By S. Michael Durham
(Third installment on faith)
We have seen thus far that I have a faith problem stemming from my fallen nature. I was born with a heart that says, “I do not want to trust God in the least. I want to trust me.” The temptation in the Garden of Eden came down to whom Adam and Eve were going to trust—God or themselves. Of course, we know how they opted. And as a result we have opted right along with our first parents. We inherited their rebellious nature, and all a man can do is act out of his nature. We were born with a sinful nature that does not have faith in God.
The new birth counteracts our first birth. The new birth is a birth of a new nature. To be born of the Spirit is to be given a spiritual nature that is from above, given to us from our Spiritual Father. In no way does that make us divine, but as the Apostle Peter says in his second epistle, we partake or share or participate in the divine nature. This new nature or new man, as the Apostle Paul called it, has holy affections and desires. It, by grace, can exercise faith in God. To trust in God is standard equipment for the new heart.

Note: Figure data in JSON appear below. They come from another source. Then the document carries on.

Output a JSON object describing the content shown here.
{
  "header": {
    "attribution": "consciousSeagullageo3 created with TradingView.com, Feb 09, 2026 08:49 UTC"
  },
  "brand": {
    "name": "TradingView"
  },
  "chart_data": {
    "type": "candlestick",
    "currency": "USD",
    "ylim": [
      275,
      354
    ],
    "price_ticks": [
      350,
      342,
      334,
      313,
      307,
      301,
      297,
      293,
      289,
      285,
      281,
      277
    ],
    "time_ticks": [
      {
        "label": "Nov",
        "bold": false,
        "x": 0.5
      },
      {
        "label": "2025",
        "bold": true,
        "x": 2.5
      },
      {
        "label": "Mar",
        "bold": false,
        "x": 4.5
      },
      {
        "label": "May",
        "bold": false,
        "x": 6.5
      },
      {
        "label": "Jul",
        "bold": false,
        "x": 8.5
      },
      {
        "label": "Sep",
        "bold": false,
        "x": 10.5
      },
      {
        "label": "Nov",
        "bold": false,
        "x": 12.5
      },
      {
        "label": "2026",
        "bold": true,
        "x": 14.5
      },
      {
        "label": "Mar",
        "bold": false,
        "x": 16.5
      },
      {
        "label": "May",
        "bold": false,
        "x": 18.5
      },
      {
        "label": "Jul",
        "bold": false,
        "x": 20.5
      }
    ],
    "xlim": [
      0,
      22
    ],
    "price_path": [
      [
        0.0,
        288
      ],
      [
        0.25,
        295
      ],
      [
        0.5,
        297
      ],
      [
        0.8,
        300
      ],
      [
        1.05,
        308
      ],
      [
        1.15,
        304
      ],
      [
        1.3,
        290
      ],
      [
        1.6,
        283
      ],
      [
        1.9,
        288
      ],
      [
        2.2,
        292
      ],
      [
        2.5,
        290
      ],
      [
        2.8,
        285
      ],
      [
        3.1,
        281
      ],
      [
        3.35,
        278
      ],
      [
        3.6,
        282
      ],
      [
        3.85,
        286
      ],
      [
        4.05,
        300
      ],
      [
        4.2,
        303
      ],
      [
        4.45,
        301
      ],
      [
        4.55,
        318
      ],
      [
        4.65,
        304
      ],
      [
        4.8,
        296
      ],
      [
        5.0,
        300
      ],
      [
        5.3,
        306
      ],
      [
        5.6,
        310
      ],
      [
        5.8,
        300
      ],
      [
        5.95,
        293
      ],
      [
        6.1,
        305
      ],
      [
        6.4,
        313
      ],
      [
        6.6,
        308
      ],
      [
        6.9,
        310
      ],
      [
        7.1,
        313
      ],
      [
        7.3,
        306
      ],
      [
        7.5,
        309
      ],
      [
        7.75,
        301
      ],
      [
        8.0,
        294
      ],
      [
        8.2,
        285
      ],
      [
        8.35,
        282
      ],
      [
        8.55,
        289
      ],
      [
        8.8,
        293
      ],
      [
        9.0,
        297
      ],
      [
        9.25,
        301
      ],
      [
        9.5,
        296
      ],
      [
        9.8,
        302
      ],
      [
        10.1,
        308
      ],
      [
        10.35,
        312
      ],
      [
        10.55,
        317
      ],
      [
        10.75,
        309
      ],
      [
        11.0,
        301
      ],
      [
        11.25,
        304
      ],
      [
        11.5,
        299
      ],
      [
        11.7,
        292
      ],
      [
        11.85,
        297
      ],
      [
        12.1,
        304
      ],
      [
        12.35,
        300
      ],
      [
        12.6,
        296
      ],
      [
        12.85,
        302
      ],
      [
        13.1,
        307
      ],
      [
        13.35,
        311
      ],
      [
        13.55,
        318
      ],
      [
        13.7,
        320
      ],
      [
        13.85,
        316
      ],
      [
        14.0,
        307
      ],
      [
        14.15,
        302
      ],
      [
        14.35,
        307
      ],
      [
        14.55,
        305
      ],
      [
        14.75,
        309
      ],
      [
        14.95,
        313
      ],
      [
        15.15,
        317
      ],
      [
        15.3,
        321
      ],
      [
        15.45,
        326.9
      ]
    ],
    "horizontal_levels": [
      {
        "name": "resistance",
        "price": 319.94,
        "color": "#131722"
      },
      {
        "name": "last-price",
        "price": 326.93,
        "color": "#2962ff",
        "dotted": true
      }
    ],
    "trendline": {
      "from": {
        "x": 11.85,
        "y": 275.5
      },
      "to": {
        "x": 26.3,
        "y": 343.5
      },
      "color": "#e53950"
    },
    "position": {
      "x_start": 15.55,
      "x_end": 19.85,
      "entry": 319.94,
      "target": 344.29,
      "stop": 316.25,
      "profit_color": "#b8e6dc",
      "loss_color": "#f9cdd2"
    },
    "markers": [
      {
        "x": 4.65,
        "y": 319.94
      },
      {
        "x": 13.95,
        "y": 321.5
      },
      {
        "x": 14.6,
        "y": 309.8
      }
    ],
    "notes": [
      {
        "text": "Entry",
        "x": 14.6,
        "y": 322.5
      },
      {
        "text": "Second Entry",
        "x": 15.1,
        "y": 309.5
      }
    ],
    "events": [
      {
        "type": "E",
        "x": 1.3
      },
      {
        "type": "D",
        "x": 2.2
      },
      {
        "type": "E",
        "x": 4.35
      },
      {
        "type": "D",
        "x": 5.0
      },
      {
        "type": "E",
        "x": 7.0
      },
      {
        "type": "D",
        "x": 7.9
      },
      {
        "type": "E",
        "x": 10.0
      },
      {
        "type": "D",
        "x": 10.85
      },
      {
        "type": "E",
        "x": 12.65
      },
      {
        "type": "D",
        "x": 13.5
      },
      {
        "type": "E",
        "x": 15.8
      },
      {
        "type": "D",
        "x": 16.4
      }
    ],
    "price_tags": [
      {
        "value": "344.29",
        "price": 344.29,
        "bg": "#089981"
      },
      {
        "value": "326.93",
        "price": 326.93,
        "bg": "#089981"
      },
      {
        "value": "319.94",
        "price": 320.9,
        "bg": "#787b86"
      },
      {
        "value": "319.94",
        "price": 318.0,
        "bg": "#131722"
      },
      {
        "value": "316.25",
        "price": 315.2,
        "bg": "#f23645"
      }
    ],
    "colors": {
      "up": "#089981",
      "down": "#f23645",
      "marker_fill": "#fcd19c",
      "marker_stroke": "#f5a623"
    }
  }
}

In conjunction with the giving of spiritual life is the fact that our old man, that is who we were before conversion, is gone. The Bible says he has been crucified with Christ (Romans 6:6). To put it another way, the old man was my fallen human nature ruled and dominated by sin. When God regenerates the sinner and the sinner puts his trust in Christ, there is a literal conversion or change. A transformation occurs. The principle of sin enslaving and controlling the sinner is broken. The new believer is free to break with sin and no longer do sin’s bidding. He can now obey God from a heart of faith because sin’s power to enslave is gone.
But as wonderful as the gift of salvation is, it is not perfection. That is not yet. The new believer confidently hopes in a day when he or she will be absolutely and completely rid of the corruption of sin. Even the ability to sin will be vanquished. However, until that day we still have a mind and a body polluted. The mind and the body are not sinful, but within them are appetites and desires contrary to the Spirit that still remain. This is the remnant of the fallen human nature, with which we were born. The Bible calls it the flesh.
The Bible describes in Galatians 5:17 that a contention, to put it mildly, resides between the flesh and the Spirit within the Christian. The flesh promotes self and the Spirit promotes Christ. Flesh trusts only one person, self, whereas the Spirit trusts only Christ. So how are we to put our faith in God if we feel this tension between ourselves and God?
Thankfully, the answer is to walk in the Spirit and we will not fulfill the lust of the flesh (Galatians 5:16). We consciously reject faith in ourselves and look to the Savior. This is all Jesus meant when He described the conditions of being a Christian, “If anyone desires to come after Me, let him deny himself, and take up his cross, and follow Me” (Matthew 16:24). Self-denial means I deny myself the right to trust in myself. I refuse to live my life by my own wisdom or strength. This is the key to faith.
One of the most difficult things for the Christian to learn is that he cannot trust God without God’s help. If I trust me to trust God, then it is no more than my flesh trying to meet God’s requirement of faith. The sad fact is that even though I have a new nature and the Spirit of God resides with me, I still am insufficient to trust and obey the Lord. I must look away from myself totally and look to the One who gives faith. Only He can maintain my faith, increase my faith and preserve my faith. Only He can strengthen the faith that He has already given. Faith is still a gift from God. It is a spiritual gift, having spiritual substance. Otherwise faith becomes me straining with my brain to believe God. Sadly, this is what so many Christians think faith is—mere mental assent. If they can hurdle their own minds’ objections and feel like they believe, then they consider themselves to have faith in God.
If you are to have a strong faith, you must have a weak faith in you. Faith that is strong in God is based upon a strong belief in human helplessness. You must be absolutely convinced that without Jesus you cannot even hope to have faith in God. You believe with intention that Jesus meant what He said, “for without Me you can do nothing” (John 15:5). Your will must be exercised to renounce any self-sufficiency so that you may receive God’s sufficiency.
Is not this the lesson of nine frustrated disciples who could not cast out a demon from an afflicted child? Did they not pray to the Lord, “Why could we not cast it out?” Note the “we.” They tried to cast out the demon. Contrast that to the prayer that got results. The father of the demonized prayed, “Lord, I believe; help my unbelief!” He somehow knew Christ could help him to believe. You and I are not faith factories. We do not nor cannot produce faith in God. All we can do is exercise the faith that He gives. Maybe that is why the disciples eventually, after this event, prayed more accurately, “Increase our faith.”